I have not heard of dove hunting around our area. Pigeons (squab) are eaten, but are often raised commercially. I suppose they would taste similar.

flowergardengirl said...

I found you at Robin's Nesting Place and see you've retired to NC. That is grand news as I do love it to death. My husband kept me away for many years in the AF-but we are home sweet home. I'm down around Winston Salem.

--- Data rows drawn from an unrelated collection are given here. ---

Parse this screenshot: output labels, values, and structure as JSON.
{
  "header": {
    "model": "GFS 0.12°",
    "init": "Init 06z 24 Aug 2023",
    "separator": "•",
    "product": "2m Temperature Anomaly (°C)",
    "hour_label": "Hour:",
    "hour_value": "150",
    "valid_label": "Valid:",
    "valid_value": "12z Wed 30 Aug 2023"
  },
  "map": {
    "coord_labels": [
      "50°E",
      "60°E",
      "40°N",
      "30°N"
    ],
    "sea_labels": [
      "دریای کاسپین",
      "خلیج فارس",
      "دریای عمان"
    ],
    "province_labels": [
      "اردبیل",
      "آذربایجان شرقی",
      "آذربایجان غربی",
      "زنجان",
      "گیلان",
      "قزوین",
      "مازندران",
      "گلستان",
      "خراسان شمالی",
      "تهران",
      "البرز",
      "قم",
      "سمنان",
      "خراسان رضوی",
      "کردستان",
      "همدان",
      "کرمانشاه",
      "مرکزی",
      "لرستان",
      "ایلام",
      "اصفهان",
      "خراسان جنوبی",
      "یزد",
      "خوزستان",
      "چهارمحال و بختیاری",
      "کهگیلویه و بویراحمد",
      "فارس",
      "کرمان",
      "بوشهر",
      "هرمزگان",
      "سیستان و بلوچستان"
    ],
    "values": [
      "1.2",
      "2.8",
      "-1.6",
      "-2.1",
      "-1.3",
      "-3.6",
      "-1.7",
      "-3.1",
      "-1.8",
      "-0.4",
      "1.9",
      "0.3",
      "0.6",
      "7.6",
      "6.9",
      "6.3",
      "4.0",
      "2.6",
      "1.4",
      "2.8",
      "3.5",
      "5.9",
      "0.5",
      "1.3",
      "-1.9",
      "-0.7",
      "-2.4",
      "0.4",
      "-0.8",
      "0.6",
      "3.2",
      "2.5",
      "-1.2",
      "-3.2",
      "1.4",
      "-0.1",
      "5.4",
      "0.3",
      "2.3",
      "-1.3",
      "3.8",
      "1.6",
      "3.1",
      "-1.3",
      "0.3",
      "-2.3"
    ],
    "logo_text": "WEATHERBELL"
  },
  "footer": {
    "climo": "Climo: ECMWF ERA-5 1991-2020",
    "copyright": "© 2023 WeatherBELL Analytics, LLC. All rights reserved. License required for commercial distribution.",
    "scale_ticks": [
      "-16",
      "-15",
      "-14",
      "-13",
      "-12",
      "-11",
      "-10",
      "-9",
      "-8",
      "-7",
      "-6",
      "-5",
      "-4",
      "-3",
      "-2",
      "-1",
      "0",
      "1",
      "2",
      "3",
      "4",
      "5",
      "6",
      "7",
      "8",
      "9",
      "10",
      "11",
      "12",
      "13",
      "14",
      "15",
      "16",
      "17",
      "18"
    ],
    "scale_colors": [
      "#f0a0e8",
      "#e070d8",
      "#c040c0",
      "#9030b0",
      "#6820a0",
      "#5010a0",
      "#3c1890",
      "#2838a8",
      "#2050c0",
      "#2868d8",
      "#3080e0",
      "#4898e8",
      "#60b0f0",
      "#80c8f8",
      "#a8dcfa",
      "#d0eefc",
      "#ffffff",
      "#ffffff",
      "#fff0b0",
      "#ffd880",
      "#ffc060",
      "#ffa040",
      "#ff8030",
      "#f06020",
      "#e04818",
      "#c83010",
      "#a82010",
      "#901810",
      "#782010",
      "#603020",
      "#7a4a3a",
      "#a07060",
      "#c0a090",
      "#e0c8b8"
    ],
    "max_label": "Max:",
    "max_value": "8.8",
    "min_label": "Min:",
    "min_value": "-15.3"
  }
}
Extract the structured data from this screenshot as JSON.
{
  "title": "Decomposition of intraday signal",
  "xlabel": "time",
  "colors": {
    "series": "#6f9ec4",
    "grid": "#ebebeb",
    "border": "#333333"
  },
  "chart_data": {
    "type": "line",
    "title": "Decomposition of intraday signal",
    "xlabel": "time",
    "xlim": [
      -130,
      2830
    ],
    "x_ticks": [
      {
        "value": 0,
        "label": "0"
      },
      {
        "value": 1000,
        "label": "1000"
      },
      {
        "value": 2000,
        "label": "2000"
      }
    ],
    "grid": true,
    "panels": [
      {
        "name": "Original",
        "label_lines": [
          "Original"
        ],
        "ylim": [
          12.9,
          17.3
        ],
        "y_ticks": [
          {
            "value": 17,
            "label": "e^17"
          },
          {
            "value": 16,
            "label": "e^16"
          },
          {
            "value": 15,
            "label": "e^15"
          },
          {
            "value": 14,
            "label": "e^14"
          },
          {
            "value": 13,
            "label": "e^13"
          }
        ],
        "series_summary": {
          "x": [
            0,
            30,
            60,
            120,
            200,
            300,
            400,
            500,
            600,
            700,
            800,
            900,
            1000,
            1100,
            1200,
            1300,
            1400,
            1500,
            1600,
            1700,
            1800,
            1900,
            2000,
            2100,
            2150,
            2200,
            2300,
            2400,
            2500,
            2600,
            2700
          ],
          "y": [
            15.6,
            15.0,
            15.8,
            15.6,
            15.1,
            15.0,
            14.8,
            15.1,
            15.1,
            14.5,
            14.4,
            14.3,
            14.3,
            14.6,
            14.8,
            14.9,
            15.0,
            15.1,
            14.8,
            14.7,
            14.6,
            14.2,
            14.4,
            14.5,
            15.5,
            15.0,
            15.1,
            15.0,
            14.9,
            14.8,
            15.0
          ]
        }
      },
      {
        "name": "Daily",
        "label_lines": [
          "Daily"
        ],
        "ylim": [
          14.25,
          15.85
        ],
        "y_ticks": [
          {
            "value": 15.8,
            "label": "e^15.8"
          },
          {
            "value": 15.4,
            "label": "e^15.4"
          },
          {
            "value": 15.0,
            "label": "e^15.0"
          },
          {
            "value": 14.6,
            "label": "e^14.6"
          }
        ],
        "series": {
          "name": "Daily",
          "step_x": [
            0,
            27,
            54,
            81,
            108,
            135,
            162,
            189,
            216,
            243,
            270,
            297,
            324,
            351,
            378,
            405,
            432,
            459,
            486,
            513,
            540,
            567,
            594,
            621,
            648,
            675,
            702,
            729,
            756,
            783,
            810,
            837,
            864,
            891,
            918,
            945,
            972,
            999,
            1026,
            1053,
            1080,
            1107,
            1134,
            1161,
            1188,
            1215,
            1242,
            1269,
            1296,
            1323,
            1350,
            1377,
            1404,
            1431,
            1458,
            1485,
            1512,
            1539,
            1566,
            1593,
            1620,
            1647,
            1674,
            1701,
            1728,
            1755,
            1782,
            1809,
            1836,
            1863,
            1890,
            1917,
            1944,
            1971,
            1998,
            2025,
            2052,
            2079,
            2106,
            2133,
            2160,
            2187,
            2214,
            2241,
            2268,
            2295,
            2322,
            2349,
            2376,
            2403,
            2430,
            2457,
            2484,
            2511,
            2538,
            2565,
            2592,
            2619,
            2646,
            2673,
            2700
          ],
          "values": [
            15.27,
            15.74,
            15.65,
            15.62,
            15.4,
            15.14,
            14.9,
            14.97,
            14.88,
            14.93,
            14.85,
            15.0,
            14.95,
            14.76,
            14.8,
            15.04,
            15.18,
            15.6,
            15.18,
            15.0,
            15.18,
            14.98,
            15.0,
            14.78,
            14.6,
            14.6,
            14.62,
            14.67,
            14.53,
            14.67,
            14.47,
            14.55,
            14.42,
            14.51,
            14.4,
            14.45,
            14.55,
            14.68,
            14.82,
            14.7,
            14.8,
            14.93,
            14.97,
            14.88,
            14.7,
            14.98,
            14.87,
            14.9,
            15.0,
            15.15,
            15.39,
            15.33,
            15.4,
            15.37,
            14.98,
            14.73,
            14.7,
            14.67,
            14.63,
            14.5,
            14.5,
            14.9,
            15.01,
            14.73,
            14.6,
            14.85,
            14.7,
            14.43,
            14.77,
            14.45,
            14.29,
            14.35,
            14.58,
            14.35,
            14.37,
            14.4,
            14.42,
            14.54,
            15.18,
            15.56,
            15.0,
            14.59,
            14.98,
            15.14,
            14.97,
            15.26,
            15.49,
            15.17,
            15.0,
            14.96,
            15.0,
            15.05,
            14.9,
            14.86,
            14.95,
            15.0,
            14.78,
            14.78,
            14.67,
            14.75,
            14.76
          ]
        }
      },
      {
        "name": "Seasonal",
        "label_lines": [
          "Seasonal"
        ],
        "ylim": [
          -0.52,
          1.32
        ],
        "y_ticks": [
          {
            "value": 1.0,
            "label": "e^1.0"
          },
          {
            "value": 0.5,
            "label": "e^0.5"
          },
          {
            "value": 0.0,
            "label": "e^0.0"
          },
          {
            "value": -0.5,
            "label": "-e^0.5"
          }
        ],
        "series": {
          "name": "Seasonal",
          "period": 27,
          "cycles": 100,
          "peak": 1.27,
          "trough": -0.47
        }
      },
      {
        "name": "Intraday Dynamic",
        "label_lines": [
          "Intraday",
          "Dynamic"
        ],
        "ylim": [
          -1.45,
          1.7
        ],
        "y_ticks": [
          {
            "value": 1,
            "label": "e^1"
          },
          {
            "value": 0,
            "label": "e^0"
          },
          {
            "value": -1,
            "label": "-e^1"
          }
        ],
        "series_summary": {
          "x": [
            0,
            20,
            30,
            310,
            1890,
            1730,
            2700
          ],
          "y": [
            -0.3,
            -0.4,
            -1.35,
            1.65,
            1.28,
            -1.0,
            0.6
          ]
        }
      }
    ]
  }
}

I like the name Mountain Musings. I'm relearning how to clog! It is grand and fun. I especially like the music. I hope you are enjoying all that NC has to offer. She's a grand old state.

Cedar ... said...

I had the same reaction to that Cabelas statement as I was reading it. And also about the kids running in the fields "retreiving".. now let's hope there are no stray shots and a tragic ending to that scenario. I recently shared an office with a coworker who, as a woman of retirement age hunted deer every year and usually got her buck before her husband. Women do not have to have things easy, social or soft, we are just as capable of everything as anyone else. Remember Rosie the Riveter?

Jen said...

Carolyn-
Thanks for stopping in at my blog and commenting.
My husband is a hunter and very respectful of it! He did a dove hunt a couple years ago and really enjoyed it. We eat what he takes and most recently it has been elk meat. Which was a first for him this past fall.
Hunting is a great hobby and offers a lot of good experiences.

fishing guy said...

Carolyn: Those are some neat dove photos. They are all puffed up and happy with your food.

Dog_geek said...

I have mixed feelings, too - I could never ever go hunting myself, and I can't relate to people who enjoy the "sport" of shooting animals. Yet, hunting seems more humane to me than most of our meat industry.